Recent studies show that less than half of Americans are vaccinated against COVID-19. Those numbers could change depending on a number of difficult-to-predict factors, said Conis, of Berkeley.
“A lot of people will really like it,” she said. “Many will doubt, not only because of incorrect information, but because of a lack of confidence in the current administration.”
When a coronavirus vaccine is introduced, it can be sold as personal protection, even for young, healthy people. But those who suffer most from the virus are usually older than sure. An effective vaccination campaign can try to affirm a sense of solidarity, or altruism, as well as a more general meaning that the economy without vaccination will not be able to get back on its feet.

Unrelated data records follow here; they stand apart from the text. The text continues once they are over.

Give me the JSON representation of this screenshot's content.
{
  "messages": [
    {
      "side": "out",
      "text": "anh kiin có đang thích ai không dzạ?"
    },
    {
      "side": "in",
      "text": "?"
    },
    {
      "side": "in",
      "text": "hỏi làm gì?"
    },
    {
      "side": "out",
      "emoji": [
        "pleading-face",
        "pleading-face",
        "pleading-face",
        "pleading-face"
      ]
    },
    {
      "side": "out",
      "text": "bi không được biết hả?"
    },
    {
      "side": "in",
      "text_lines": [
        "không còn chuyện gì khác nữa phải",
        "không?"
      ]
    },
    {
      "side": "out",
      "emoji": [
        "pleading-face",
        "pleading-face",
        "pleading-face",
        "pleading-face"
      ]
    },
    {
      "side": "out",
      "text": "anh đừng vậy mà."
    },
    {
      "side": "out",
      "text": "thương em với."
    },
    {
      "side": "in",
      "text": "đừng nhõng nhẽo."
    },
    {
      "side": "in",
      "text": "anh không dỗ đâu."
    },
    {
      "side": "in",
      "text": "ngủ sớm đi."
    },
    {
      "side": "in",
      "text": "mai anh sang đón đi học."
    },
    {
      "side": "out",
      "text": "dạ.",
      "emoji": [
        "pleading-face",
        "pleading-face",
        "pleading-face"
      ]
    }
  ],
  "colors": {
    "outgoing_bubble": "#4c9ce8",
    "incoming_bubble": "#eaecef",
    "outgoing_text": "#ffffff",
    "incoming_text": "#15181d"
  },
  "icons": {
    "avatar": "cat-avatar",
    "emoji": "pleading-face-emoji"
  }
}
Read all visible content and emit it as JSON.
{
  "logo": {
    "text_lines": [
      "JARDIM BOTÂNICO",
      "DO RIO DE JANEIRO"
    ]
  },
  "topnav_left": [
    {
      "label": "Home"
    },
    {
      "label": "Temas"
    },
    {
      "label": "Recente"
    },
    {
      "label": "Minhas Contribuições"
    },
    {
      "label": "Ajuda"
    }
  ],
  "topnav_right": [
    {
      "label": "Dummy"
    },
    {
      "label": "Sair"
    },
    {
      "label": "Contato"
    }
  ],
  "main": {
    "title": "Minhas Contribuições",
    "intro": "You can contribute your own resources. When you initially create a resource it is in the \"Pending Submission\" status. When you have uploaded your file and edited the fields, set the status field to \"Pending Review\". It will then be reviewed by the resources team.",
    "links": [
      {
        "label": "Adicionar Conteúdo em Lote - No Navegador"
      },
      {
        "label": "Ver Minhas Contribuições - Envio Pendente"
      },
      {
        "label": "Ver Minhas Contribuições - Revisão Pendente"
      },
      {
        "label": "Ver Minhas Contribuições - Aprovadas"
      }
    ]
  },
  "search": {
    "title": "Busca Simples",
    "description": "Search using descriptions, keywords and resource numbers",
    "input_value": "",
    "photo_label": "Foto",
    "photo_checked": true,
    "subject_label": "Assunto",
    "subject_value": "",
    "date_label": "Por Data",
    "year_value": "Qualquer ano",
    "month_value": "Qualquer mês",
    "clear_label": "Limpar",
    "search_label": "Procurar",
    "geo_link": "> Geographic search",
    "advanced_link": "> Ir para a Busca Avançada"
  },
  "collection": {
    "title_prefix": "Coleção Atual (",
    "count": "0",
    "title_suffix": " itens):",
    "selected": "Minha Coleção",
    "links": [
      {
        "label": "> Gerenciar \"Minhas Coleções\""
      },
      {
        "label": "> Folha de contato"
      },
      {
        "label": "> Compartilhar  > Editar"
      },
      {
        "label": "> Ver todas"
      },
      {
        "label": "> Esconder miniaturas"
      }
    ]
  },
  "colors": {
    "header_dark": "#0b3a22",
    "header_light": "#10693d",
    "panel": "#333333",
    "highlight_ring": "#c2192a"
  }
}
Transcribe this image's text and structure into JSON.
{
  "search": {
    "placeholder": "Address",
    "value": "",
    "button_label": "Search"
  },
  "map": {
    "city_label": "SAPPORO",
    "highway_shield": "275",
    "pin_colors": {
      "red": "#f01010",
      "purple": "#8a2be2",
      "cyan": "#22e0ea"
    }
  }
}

“I’m not clear if people accept that solidarity,” Orenstein said. “People are looking more for what is good for themselves than what is good for society.” That said, the risk of COVID-19 for young people is “not zero. That’s one of the most important ways to sell it in a sense.”
KHN (Kaiser Health News) is a nonprofit news service that deals with health issues. It is an editorially independent program of KFF (Kaiser Family Foundation) which is not affiliated with Kaiser Permanente.